If you’re wondering how to make money blogging, there are three ways to do it — two of them being at opposite ends of the spectrum. You can:
Write short articles promoting products, and make all your money from affiliate commissions.
Focus on a subject, concentrate on building a following, and hope that advertisers are attracted to your content.
Create the content on your blog to help promote and point readers to your own product.
All three methods are viable. Each one usually works better for some people than the others. It all depends on your personality and preferences.
You’ll get the “blog purists” insisting that anyone who makes money from their blog is unethical.
Similar to these are the blog owners whose baby becomes popular enough to attract advertisers looking down on those who practice affiliate blogging (often called “niche blogging” because many affiliate bloggers will create multiple blogs — one for each product or niche). A good deal of this attitude arises from misconceptions about niche bloggers and the morality of those selling on the internet. And sometimes they’re not all misconceptions…
A Question of Ethics
It’s the old story of an honest, ethical majority being tarred with the same sticky brush as a small segment of make-money-at-any-cost marketing sharks. It’s very easy to tell the latter. Their posts contain no real information and are basically an excuse to push the ads or products providing their commissions.
However, there is nothing wrong with making money from a product that you, yourself, have:
Purchased and used
Enthusiastically believe in
Discovered exactly who would love it too
I’ll go further than that, and say there’s nothing wrong with promoting products you, yourself, have tried but don’t like as much as another product… if you honestly feel that someone different might prefer Product B. The key to doing this ethically lies in pointing out Product B’s drawbacks, however, and giving a really honest review stating who you might think would prefer it — and why.
And I’ll wriggle even further out on that limb: It’s also perfectly ethical to promote products you haven’t tried yourself, at all providing you do so honestly because you know specific people (your “niche”) who would be interested. Let me give you an example…
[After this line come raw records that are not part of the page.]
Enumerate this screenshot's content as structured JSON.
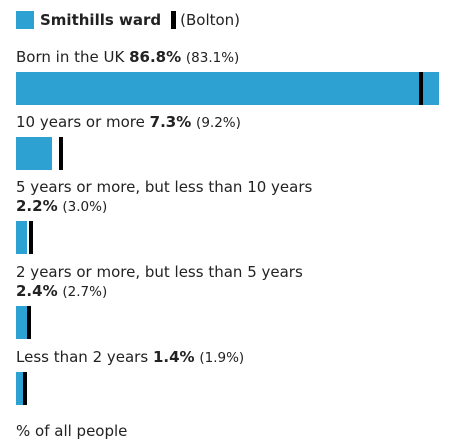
{
  "colors": {
    "bar": "#2da1d2",
    "marker": "#000000",
    "text": "#222222"
  },
  "legend": {
    "area": "Smithills ward",
    "comparator": "(Bolton)"
  },
  "footer": "% of all people",
  "chart_data": {
    "type": "bar",
    "orientation": "horizontal",
    "categories": [
      "Born in the UK",
      "10 years or more",
      "5 years or more, but less than 10 years",
      "2 years or more, but less than 5 years",
      "Less than 2 years"
    ],
    "series": [
      {
        "name": "Smithills ward",
        "values": [
          86.8,
          7.3,
          2.2,
          2.4,
          1.4
        ]
      },
      {
        "name": "Bolton",
        "values": [
          83.1,
          9.2,
          3.0,
          2.7,
          1.9
        ]
      }
    ],
    "value_labels": [
      "86.8%",
      "7.3%",
      "2.2%",
      "2.4%",
      "1.4%"
    ],
    "comparator_labels": [
      "(83.1%)",
      "(9.2%)",
      "(3.0%)",
      "(2.7%)",
      "(1.9%)"
    ],
    "xlim": [
      0,
      86.8
    ],
    "unit": "% of all people"
  }
}
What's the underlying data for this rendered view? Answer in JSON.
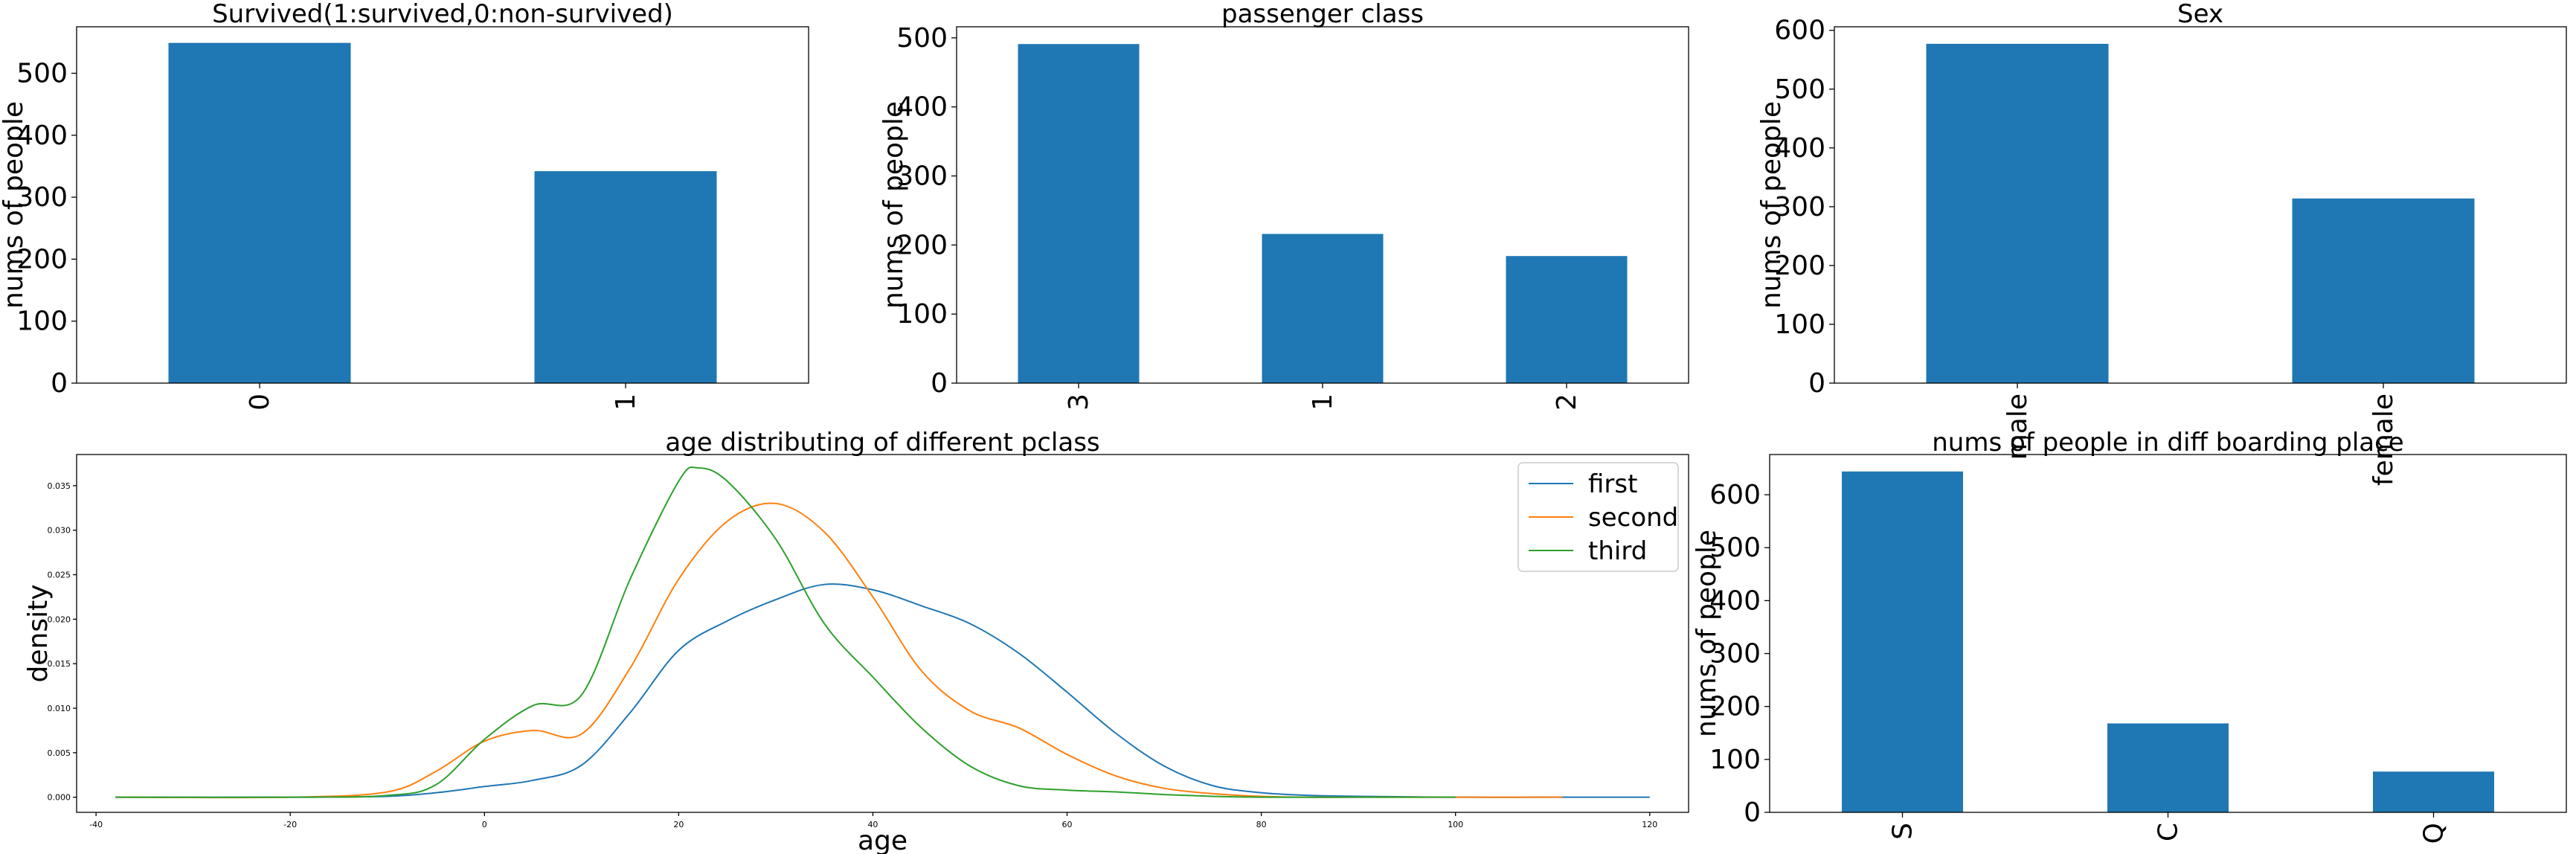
{
  "chart_data": [
    {
      "type": "bar",
      "title": "Survived(1:survived,0:non-survived)",
      "ylabel": "nums of people",
      "xlabel": "",
      "categories": [
        "0",
        "1"
      ],
      "values": [
        549,
        342
      ],
      "ylim": [
        0,
        575
      ],
      "yticks": [
        0,
        100,
        200,
        300,
        400,
        500
      ],
      "color": "#1f77b4",
      "grid": false
    },
    {
      "type": "bar",
      "title": "passenger class",
      "ylabel": "nums of people",
      "xlabel": "",
      "categories": [
        "3",
        "1",
        "2"
      ],
      "values": [
        491,
        216,
        184
      ],
      "ylim": [
        0,
        516
      ],
      "yticks": [
        0,
        100,
        200,
        300,
        400,
        500
      ],
      "color": "#1f77b4",
      "grid": false
    },
    {
      "type": "bar",
      "title": "Sex",
      "ylabel": "nums of people",
      "xlabel": "",
      "categories": [
        "male",
        "female"
      ],
      "values": [
        577,
        314
      ],
      "ylim": [
        0,
        606
      ],
      "yticks": [
        0,
        100,
        200,
        300,
        400,
        500,
        600
      ],
      "color": "#1f77b4",
      "grid": false
    },
    {
      "type": "line",
      "title": "age distributing of different pclass",
      "ylabel": "density",
      "xlabel": "age",
      "xlim": [
        -42,
        124
      ],
      "ylim": [
        -0.0017,
        0.0385
      ],
      "xticks": [
        -40,
        -20,
        0,
        20,
        40,
        60,
        80,
        100,
        120
      ],
      "yticks": [
        "0.000",
        "0.005",
        "0.010",
        "0.015",
        "0.020",
        "0.025",
        "0.030",
        "0.035"
      ],
      "legend_position": "top-right",
      "grid": false,
      "series": [
        {
          "name": "first",
          "color": "#1f77b4",
          "x": [
            -38,
            -20,
            -10,
            -5,
            0,
            5,
            10,
            15,
            20,
            25,
            30,
            35,
            40,
            45,
            50,
            55,
            60,
            65,
            70,
            75,
            80,
            85,
            90,
            100,
            110,
            120
          ],
          "y": [
            0.0,
            0.0,
            0.0001,
            0.0005,
            0.0012,
            0.0019,
            0.0036,
            0.0095,
            0.0165,
            0.0198,
            0.0222,
            0.0239,
            0.0233,
            0.0215,
            0.0195,
            0.0162,
            0.0118,
            0.0072,
            0.0035,
            0.0013,
            0.0005,
            0.0002,
            0.0001,
            0.0,
            0.0,
            0.0
          ]
        },
        {
          "name": "second",
          "color": "#ff7f0e",
          "x": [
            -38,
            -20,
            -10,
            -5,
            0,
            5,
            10,
            15,
            20,
            25,
            30,
            35,
            40,
            45,
            50,
            55,
            60,
            65,
            70,
            75,
            80,
            85,
            90,
            100,
            111
          ],
          "y": [
            0.0,
            0.0,
            0.0006,
            0.0029,
            0.0063,
            0.0075,
            0.0071,
            0.0145,
            0.0245,
            0.031,
            0.033,
            0.0298,
            0.0225,
            0.0142,
            0.0097,
            0.0078,
            0.0048,
            0.0024,
            0.001,
            0.0004,
            0.0001,
            0.0,
            0.0,
            0.0,
            0.0
          ]
        },
        {
          "name": "third",
          "color": "#2ca02c",
          "x": [
            -38,
            -20,
            -10,
            -5,
            0,
            5,
            10,
            15,
            20,
            22,
            25,
            30,
            35,
            40,
            45,
            50,
            55,
            60,
            65,
            70,
            75,
            80,
            90,
            100
          ],
          "y": [
            0.0,
            0.0,
            0.0002,
            0.0014,
            0.0065,
            0.0103,
            0.0115,
            0.0245,
            0.0355,
            0.037,
            0.0355,
            0.029,
            0.0195,
            0.0135,
            0.0078,
            0.0035,
            0.0013,
            0.0008,
            0.0006,
            0.0003,
            0.0001,
            0.0,
            0.0,
            0.0
          ]
        }
      ]
    },
    {
      "type": "bar",
      "title": "nums of people in diff boarding place",
      "ylabel": "nums of people",
      "xlabel": "",
      "categories": [
        "S",
        "C",
        "Q"
      ],
      "values": [
        644,
        168,
        77
      ],
      "ylim": [
        0,
        676
      ],
      "yticks": [
        0,
        100,
        200,
        300,
        400,
        500,
        600
      ],
      "color": "#1f77b4",
      "grid": false
    }
  ]
}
Promoting Products You Haven’t Bought Yourself
Supposing you hear that a group of people is all looking for safety stirrups that have a snap-away rubber side opening so that if a horse bolt and a rider falls off, their foot doesn’t get caught in that stirrup. Now supposing you happen to know of a stirrup like this, but have never personally tried that stirrup brand yourself… and you happen to run a horse blog.
Is it wrong to say: ”Hey, for those of you wanting a safety stirrup, here’s a link. This product has the benefits and features you’ve been asking for. I haven’t tried it myself, but here’s what three people say about it…”?
Some people believe that promoting anything for a commission is wrong (but they’ll buy a new washing machine without asking if the salesman is on commission or not).
Others would take the view that introducing people to the very product they’ve been looking for is a public service… and here’s where the hypocrisy creeps in. If you recommend a product without getting a commission, people assume you’re giving them an “honest” recommendation. If you allow the production company to pay you a small commission, these same people assume that anyone who gets paid for recommending a product has a conflict of interest and will “say anything” just to earn the sale.
Investing Time, Money, Research, and Dedication
Not so. The truth is… there niche blogs and then there are niche blogs: You’ll inevitably get some affiliate bloggers who create blogs full of empty calories — spam, hype and information so generic it’s practically useless. You’ll get other bloggers who give the most scrupulously honest, specific recommendations and provide real information you can actually use. Wouldn’t you say that the latter category deserve to be paid a small fee by the product company — not by you, the consumer — for bringing the right people in their door?
It’s sort of like match-making. The best niche bloggers invest considerable time, money, research, and dedication to presenting their readers with the information they think will really add to the quality of their lives.
And that’s niche blogging, the way I see it.